EnteroBase Internal Structure (Website)

Persistent data in EnteroBase is split across several PostGresSQL databases. The website databases store User information and strain-centric information. NServ stores information pertaining to typing schemes, such as information about alleles, sequences and STs. For more information about NServ, see EnteroBase Database Structure (NServ).

System Database Structure

The system database (Figure 1) stored User information, their preferences, and their uploaded reads (before it is processed). Thier sharing settings with their ‘buddies’ are stored across UserBuddies (which defines who is a buddy) and BuddyPermissionTags (which defines buddy permissions).

../_images/system_database.png

Figure 1: System database schematic

Species Database Structure

Each species in EnteroBase has its own database, with an identical table structure (Figure 2A). Fields in certain tables, namely Strains, are slightly different depending on the metadata required for different species. For instance, provision is made for ribotype in the Clostridioides database (Figure 2B).
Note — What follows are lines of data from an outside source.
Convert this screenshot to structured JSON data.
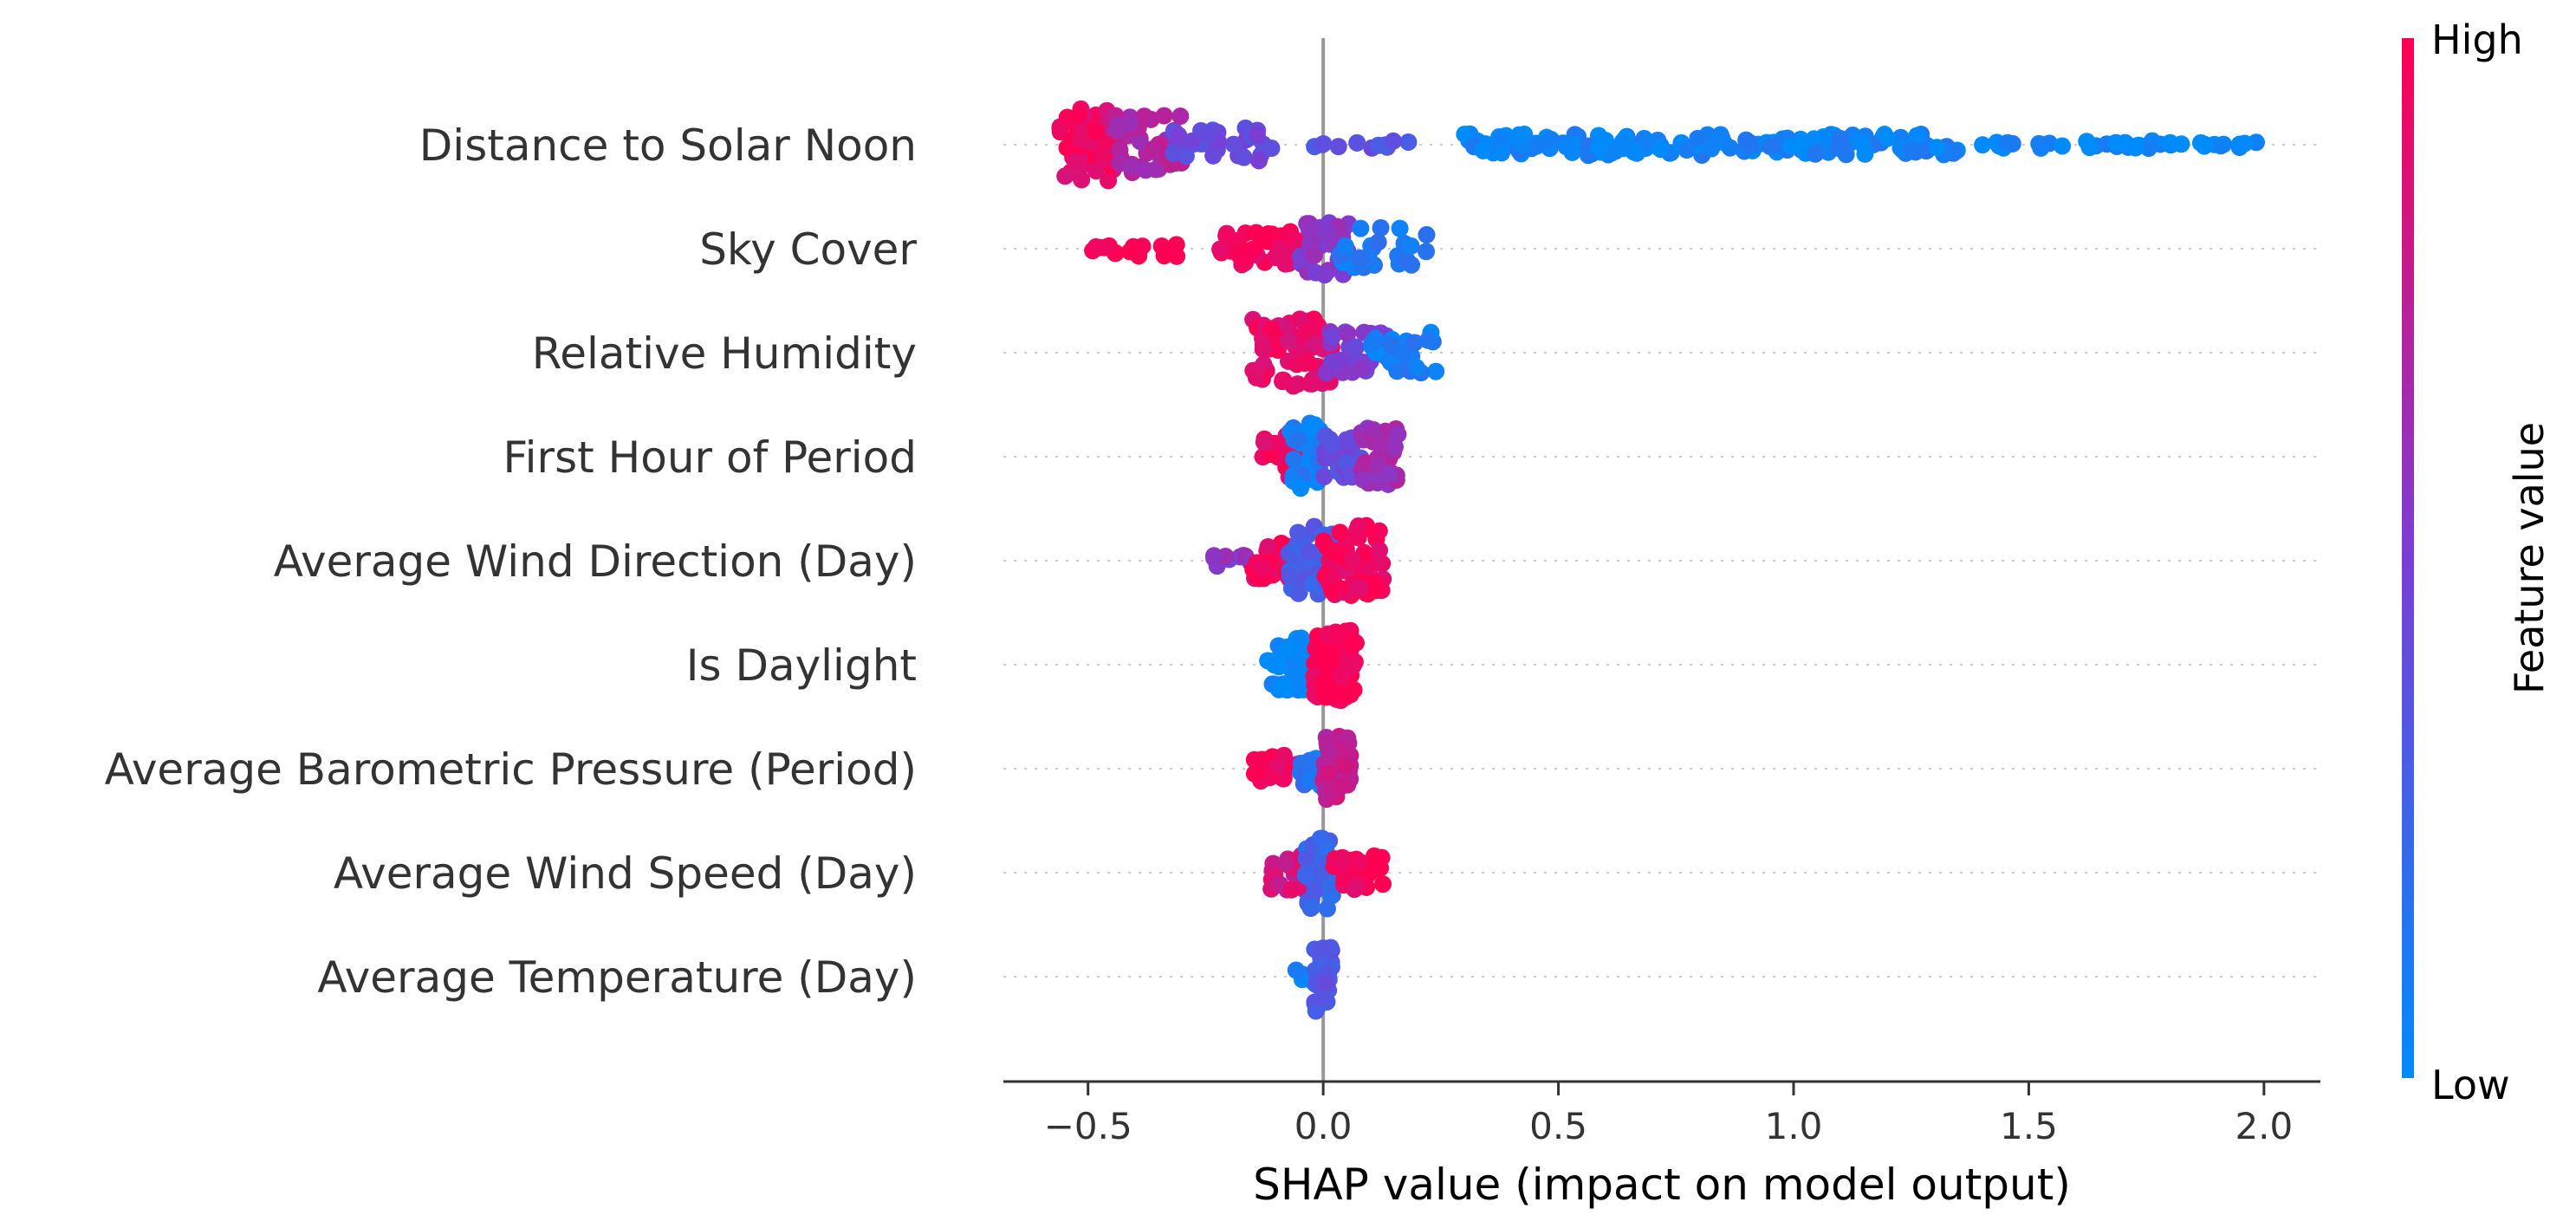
{
  "chart_data": {
    "type": "scatter",
    "subtype": "shap-beeswarm",
    "title": "",
    "xlabel": "SHAP value (impact on model output)",
    "ylabel": "",
    "xlim": [
      -0.68,
      2.12
    ],
    "xticks": [
      -0.5,
      0.0,
      0.5,
      1.0,
      1.5,
      2.0
    ],
    "xtick_labels": [
      "−0.5",
      "0.0",
      "0.5",
      "1.0",
      "1.5",
      "2.0"
    ],
    "zero_line": 0.0,
    "grid": false,
    "colorbar": {
      "label": "Feature value",
      "high_label": "High",
      "low_label": "Low",
      "high_color": "#ff0052",
      "mid_color": "#7a3ed6",
      "low_color": "#008bfb"
    },
    "features": [
      {
        "name": "Distance to Solar Noon",
        "segments": [
          {
            "from": -0.56,
            "to": -0.43,
            "count": 70,
            "value": 0.92,
            "spread": 0.95
          },
          {
            "from": -0.45,
            "to": -0.3,
            "count": 55,
            "value": 0.7,
            "spread": 0.8
          },
          {
            "from": -0.32,
            "to": -0.12,
            "count": 30,
            "value": 0.42,
            "spread": 0.45
          },
          {
            "from": -0.12,
            "to": 0.2,
            "count": 12,
            "value": 0.38,
            "spread": 0.1
          },
          {
            "from": 0.3,
            "to": 1.35,
            "count": 150,
            "value": 0.06,
            "spread": 0.28
          },
          {
            "from": 1.4,
            "to": 2.0,
            "count": 40,
            "value": 0.04,
            "spread": 0.1
          }
        ]
      },
      {
        "name": "Sky Cover",
        "segments": [
          {
            "from": -0.5,
            "to": -0.3,
            "count": 16,
            "value": 1.0,
            "spread": 0.25
          },
          {
            "from": -0.22,
            "to": -0.05,
            "count": 35,
            "value": 0.95,
            "spread": 0.45
          },
          {
            "from": -0.05,
            "to": 0.06,
            "count": 40,
            "value": 0.55,
            "spread": 0.7
          },
          {
            "from": 0.03,
            "to": 0.22,
            "count": 30,
            "value": 0.12,
            "spread": 0.55
          }
        ]
      },
      {
        "name": "Relative Humidity",
        "segments": [
          {
            "from": -0.15,
            "to": 0.02,
            "count": 70,
            "value": 0.92,
            "spread": 0.9
          },
          {
            "from": 0.0,
            "to": 0.14,
            "count": 35,
            "value": 0.5,
            "spread": 0.55
          },
          {
            "from": 0.1,
            "to": 0.25,
            "count": 25,
            "value": 0.1,
            "spread": 0.55
          }
        ]
      },
      {
        "name": "First Hour of Period",
        "segments": [
          {
            "from": -0.13,
            "to": -0.03,
            "count": 35,
            "value": 0.95,
            "spread": 0.6
          },
          {
            "from": -0.07,
            "to": 0.0,
            "count": 40,
            "value": 0.08,
            "spread": 0.9
          },
          {
            "from": 0.0,
            "to": 0.08,
            "count": 30,
            "value": 0.4,
            "spread": 0.55
          },
          {
            "from": 0.08,
            "to": 0.16,
            "count": 40,
            "value": 0.65,
            "spread": 0.75
          }
        ]
      },
      {
        "name": "Average Wind Direction (Day)",
        "segments": [
          {
            "from": -0.24,
            "to": -0.15,
            "count": 10,
            "value": 0.55,
            "spread": 0.15
          },
          {
            "from": -0.15,
            "to": -0.05,
            "count": 30,
            "value": 0.95,
            "spread": 0.5
          },
          {
            "from": -0.08,
            "to": 0.02,
            "count": 50,
            "value": 0.3,
            "spread": 0.9
          },
          {
            "from": 0.0,
            "to": 0.13,
            "count": 60,
            "value": 0.97,
            "spread": 0.95
          }
        ]
      },
      {
        "name": "Is Daylight",
        "segments": [
          {
            "from": -0.12,
            "to": -0.02,
            "count": 50,
            "value": 0.02,
            "spread": 0.7
          },
          {
            "from": -0.02,
            "to": 0.07,
            "count": 90,
            "value": 1.0,
            "spread": 0.95
          }
        ]
      },
      {
        "name": "Average Barometric Pressure (Period)",
        "segments": [
          {
            "from": -0.15,
            "to": -0.04,
            "count": 25,
            "value": 0.97,
            "spread": 0.35
          },
          {
            "from": -0.05,
            "to": 0.0,
            "count": 20,
            "value": 0.15,
            "spread": 0.45
          },
          {
            "from": 0.0,
            "to": 0.06,
            "count": 45,
            "value": 0.75,
            "spread": 0.9
          }
        ]
      },
      {
        "name": "Average Wind Speed (Day)",
        "segments": [
          {
            "from": -0.12,
            "to": -0.02,
            "count": 30,
            "value": 0.85,
            "spread": 0.45
          },
          {
            "from": -0.04,
            "to": 0.02,
            "count": 45,
            "value": 0.25,
            "spread": 0.95
          },
          {
            "from": 0.02,
            "to": 0.13,
            "count": 30,
            "value": 0.97,
            "spread": 0.45
          }
        ]
      },
      {
        "name": "Average Temperature (Day)",
        "segments": [
          {
            "from": -0.06,
            "to": -0.01,
            "count": 6,
            "value": 0.05,
            "spread": 0.2
          },
          {
            "from": -0.02,
            "to": 0.02,
            "count": 40,
            "value": 0.35,
            "spread": 0.95
          }
        ]
      }
    ]
  }
}
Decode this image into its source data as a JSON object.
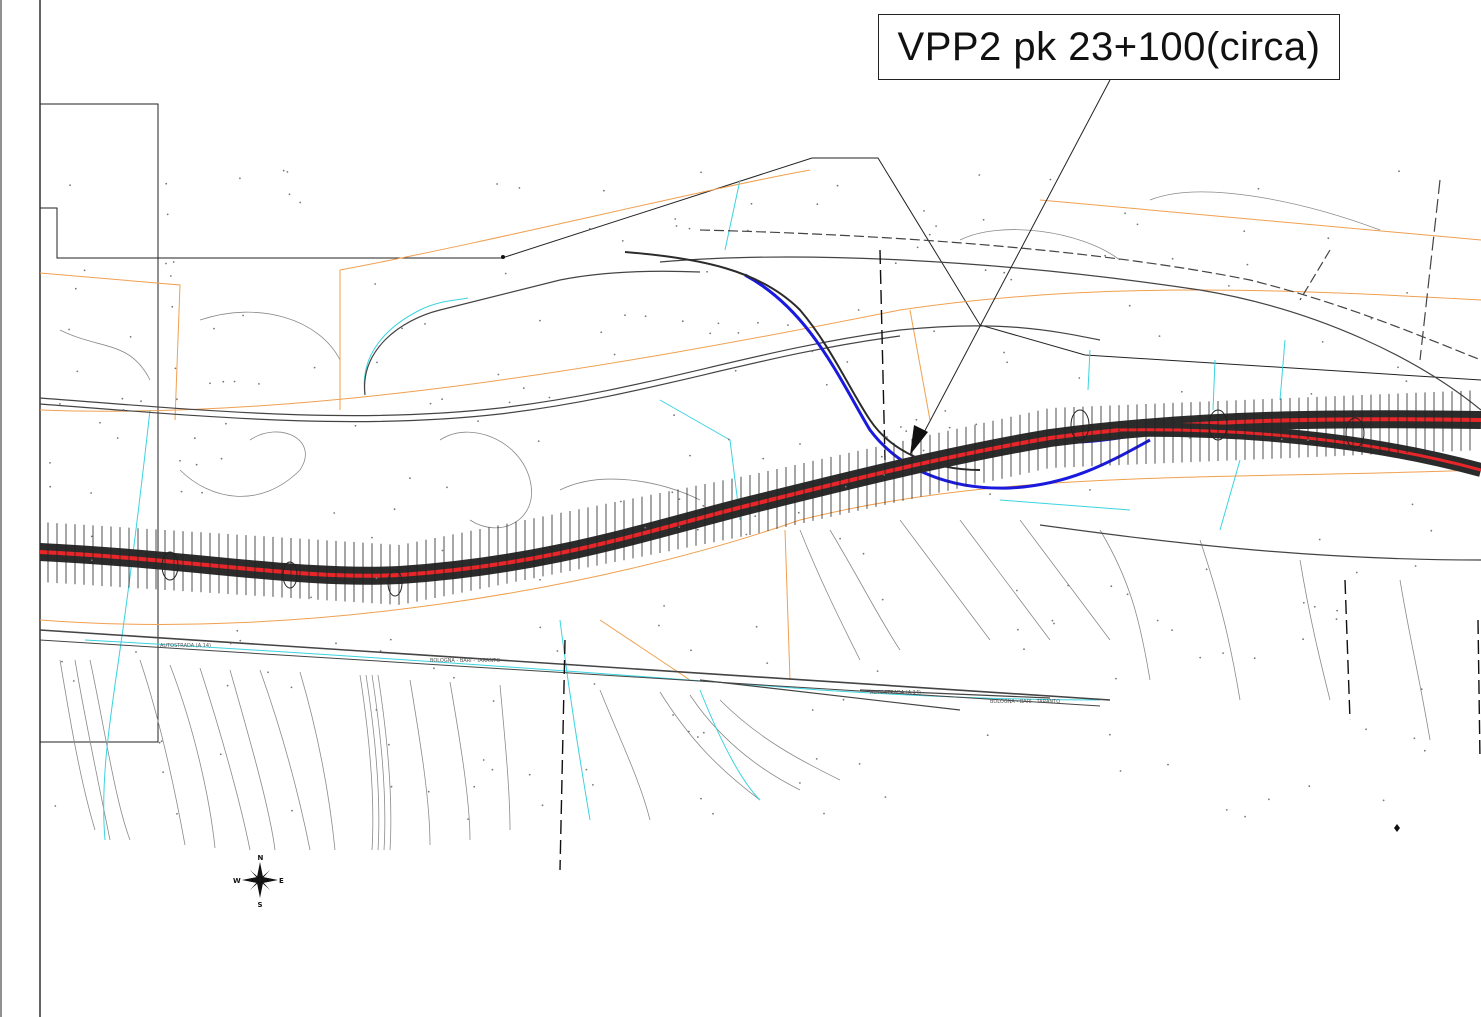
{
  "callout": {
    "label": "VPP2 pk 23+100(circa)"
  },
  "road_labels": {
    "autostrada_left": "AUTOSTRADA (A.14)",
    "autostrada_right": "AUTOSTRADA (A.14)",
    "bologna_bari_left": "BOLOGNA - BARI - TARANTO",
    "bologna_bari_right": "BOLOGNA - BARI - TARANTO"
  },
  "compass": {
    "north": "N",
    "south": "S",
    "east": "E",
    "west": "W"
  },
  "colors": {
    "alignment": "#e8262a",
    "road_band": "#2b2b2b",
    "ramp": "#1a1adf",
    "expropriation_line": "#f0a050",
    "watercourse": "#3ad4e0",
    "contour": "#8a8a8a",
    "boundary": "#222222"
  }
}
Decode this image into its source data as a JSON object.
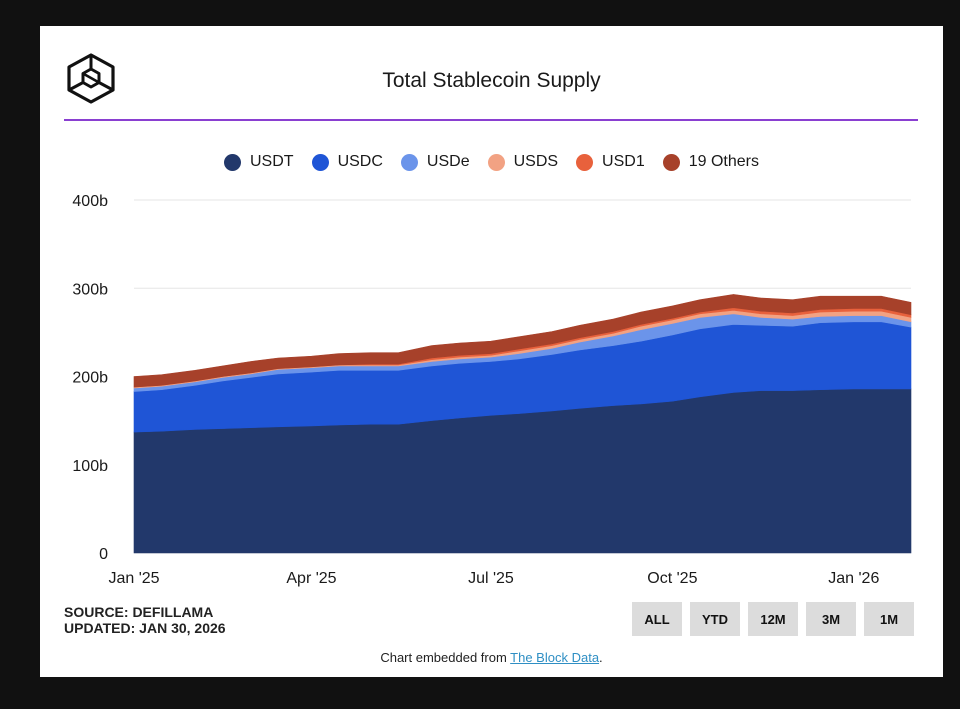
{
  "title": "Total Stablecoin Supply",
  "source_line": "SOURCE: DEFILLAMA",
  "updated_line": "UPDATED: JAN 30, 2026",
  "embed": {
    "prefix": "Chart embedded from ",
    "link": "The Block Data",
    "suffix": "."
  },
  "range_buttons": [
    "ALL",
    "YTD",
    "12M",
    "3M",
    "1M"
  ],
  "logo_icon": "cube-logo-icon",
  "chart_data": {
    "type": "area",
    "stacked": true,
    "title": "Total Stablecoin Supply",
    "xlabel": "",
    "ylabel": "",
    "ylim": [
      0,
      400
    ],
    "yticks": [
      0,
      100,
      200,
      300,
      400
    ],
    "ytick_labels": [
      "0",
      "100b",
      "200b",
      "300b",
      "400b"
    ],
    "xticks": [
      {
        "date": "2025-01-01",
        "label": "Jan '25"
      },
      {
        "date": "2025-04-01",
        "label": "Apr '25"
      },
      {
        "date": "2025-07-01",
        "label": "Jul '25"
      },
      {
        "date": "2025-10-01",
        "label": "Oct '25"
      },
      {
        "date": "2026-01-01",
        "label": "Jan '26"
      }
    ],
    "x_range": [
      "2025-01-01",
      "2026-01-30"
    ],
    "grid": true,
    "legend_position": "top-center",
    "x": [
      "2025-01-01",
      "2025-01-15",
      "2025-02-01",
      "2025-02-15",
      "2025-03-01",
      "2025-03-15",
      "2025-04-01",
      "2025-04-15",
      "2025-05-01",
      "2025-05-15",
      "2025-06-01",
      "2025-06-15",
      "2025-07-01",
      "2025-07-15",
      "2025-08-01",
      "2025-08-15",
      "2025-09-01",
      "2025-09-15",
      "2025-10-01",
      "2025-10-15",
      "2025-11-01",
      "2025-11-15",
      "2025-12-01",
      "2025-12-15",
      "2026-01-01",
      "2026-01-15",
      "2026-01-30"
    ],
    "series": [
      {
        "name": "USDT",
        "color": "#22386b",
        "values": [
          137,
          138,
          140,
          141,
          142,
          143,
          144,
          145,
          146,
          146,
          150,
          153,
          156,
          158,
          161,
          164,
          167,
          169,
          172,
          177,
          182,
          184,
          184,
          185,
          186,
          186,
          186
        ]
      },
      {
        "name": "USDC",
        "color": "#1f55d6",
        "values": [
          46,
          47,
          50,
          54,
          57,
          60,
          61,
          62,
          61,
          61,
          62,
          62,
          61,
          62,
          64,
          66,
          68,
          71,
          75,
          77,
          77,
          74,
          73,
          76,
          76,
          76,
          70
        ]
      },
      {
        "name": "USDe",
        "color": "#6b94ea",
        "values": [
          4,
          4,
          4,
          4,
          4,
          5,
          5,
          5,
          5,
          5,
          5,
          5,
          5,
          6,
          7,
          9,
          11,
          13,
          13,
          13,
          12,
          9,
          8,
          7,
          7,
          7,
          6
        ]
      },
      {
        "name": "USDS",
        "color": "#f2a283",
        "values": [
          1,
          1,
          1,
          1,
          1,
          1,
          1,
          1,
          1,
          1,
          2,
          2,
          2,
          3,
          3,
          3,
          3,
          4,
          4,
          4,
          4,
          4,
          4,
          5,
          5,
          5,
          5
        ]
      },
      {
        "name": "USD1",
        "color": "#e8613c",
        "values": [
          0,
          0,
          0,
          0,
          0,
          0,
          0,
          0,
          1,
          1,
          2,
          2,
          2,
          2,
          2,
          2,
          2,
          2,
          2,
          2,
          3,
          3,
          3,
          3,
          3,
          3,
          3
        ]
      },
      {
        "name": "19 Others",
        "color": "#a7412a",
        "values": [
          12,
          12,
          12,
          12,
          13,
          12,
          12,
          13,
          13,
          13,
          14,
          14,
          14,
          14,
          14,
          14,
          14,
          14,
          14,
          14,
          15,
          15,
          15,
          15,
          14,
          14,
          14
        ]
      }
    ]
  }
}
../_images/species_database.png

Figure 2: Species database schematic A) Generic table structure for each species database. B) Strain table fields specific to a given species

Versioning in EnteroBase

EnteroBase manages an internal log of all changes made to database records, particularly for data pertaining to strains, sequenced read traces, assemblies and genotyping. When these records are modified the current record is stamped with a version number, the time of the modification and the user who made the change. The previous state of the row is saved verbatim in an archive table. This provides a precise audit log of all changes in the database (Figure 2A).

Public API Structure

The API is implemented through the Flask web framework. A live demo of the API is available at http://enterobase.warwick.ac.uk/api/v2.0/swagger-ui . There are three generic classes that each specify how to handle requests for the following:

  1. A single record (/api/v2.0/{database}/schemes/{barcode}),
  2. Multiple records (/api/v2.0/{database}/schemes/),
  3. And requests that have to be fetch internally from NServ (e.g. Sequence types)

Each API endpoint, e.g. ‘Schemes’ which is accessible through URLS like http://enterobase.warwick.ac.uk/api/v2.0/senterica/schemes, maps to a Resource class that define specific behaviours for processing different HTTP requests (GET, POST, PUT etc.) (Figure 4). These resource classes in turn have a Schema class that defines validation rules for API parameters, rules for mapping values to the correct database field and how to represent the final output (Figure 4).

../_images/api_request.png

Figure 3: Basic interaction of API classes, using ‘Strains’ as an example.

../_images/api_schema.png

Figure 4: Attributes of schema for different API endpoints, these usually map to internal database fields.